Sol şeritte ilerlediklerini vurgulayan Selçuk, Adatepe'nin telefonunu aradıkları için hızını azalttığını söyledi.
"Otobüs bir anda sol şeride kırdı"
Önlerindeki yolcu otobüsünün bir anda sol şeride geçtiğini anlatan Selçuk, kazanın da bu nedenle meydana geldiğini iddia etti.
Selçuk, şöyle devam etti: "Hızımı azaltmıştım çünkü telefonu arıyorduk. Yolun sağında dubaların olduğunu gördüm. Yol çalışması vardı fakat yol kenarındaydı dubalar. O anda otobüs bir anda sol şeride kırdı. Ben de ona vurmamak için frene bastım. Frene basınca da olanlar oldu. O şekilde kaza meydana geldi."

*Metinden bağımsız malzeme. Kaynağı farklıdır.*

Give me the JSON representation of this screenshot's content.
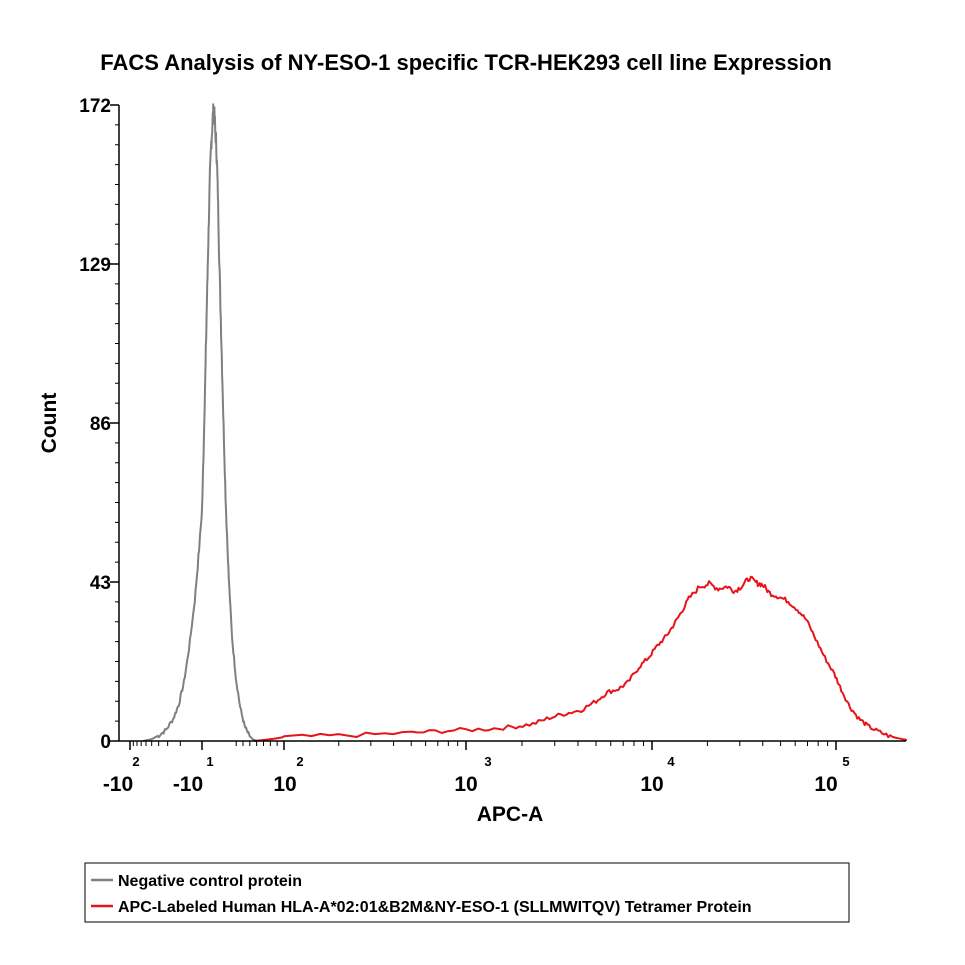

Bariyerlere çarptıktan sonra aracın takla atmaya başladığını dile getiren Selçuk, "Çok sayıda takla attık. Dua etmeye başladım arabanın durması için. Yol sonunda araba devrildi. O anda camlar patladı. Araçtan kendim çıktım ama keşke çıkmaz olaydım" ifadelerini kullandı.
Selçuk, araçtakilerin kemerlerinin takılı olmadığını belirterek, konuşmasını şöyle tamamladı:
"Ben kemer takmıyordum. Ülkü Hanım ve Öke Bey de kemer takmamıştı. Araba çok güvenliydi zaten. Hiç kimsede kemer yoktu. Nasıl olduysa Ülkü Hanım, araçtan dışarı fırladı. O şekilde öldü zaten. Kimseyi suçlamıyorum ama otobüs şoförü aynadan baksaydı kaza olmayacaktı. En azından bizi görüp sağ şeride geçebilirdi. Yani onun kurtarma şansı vardı fakat ben duramazdım. O hızla durmam zordu. Otobüs isteseydi kaçabilirdi. Ben sırf ona vurmamak için frene basmıştım."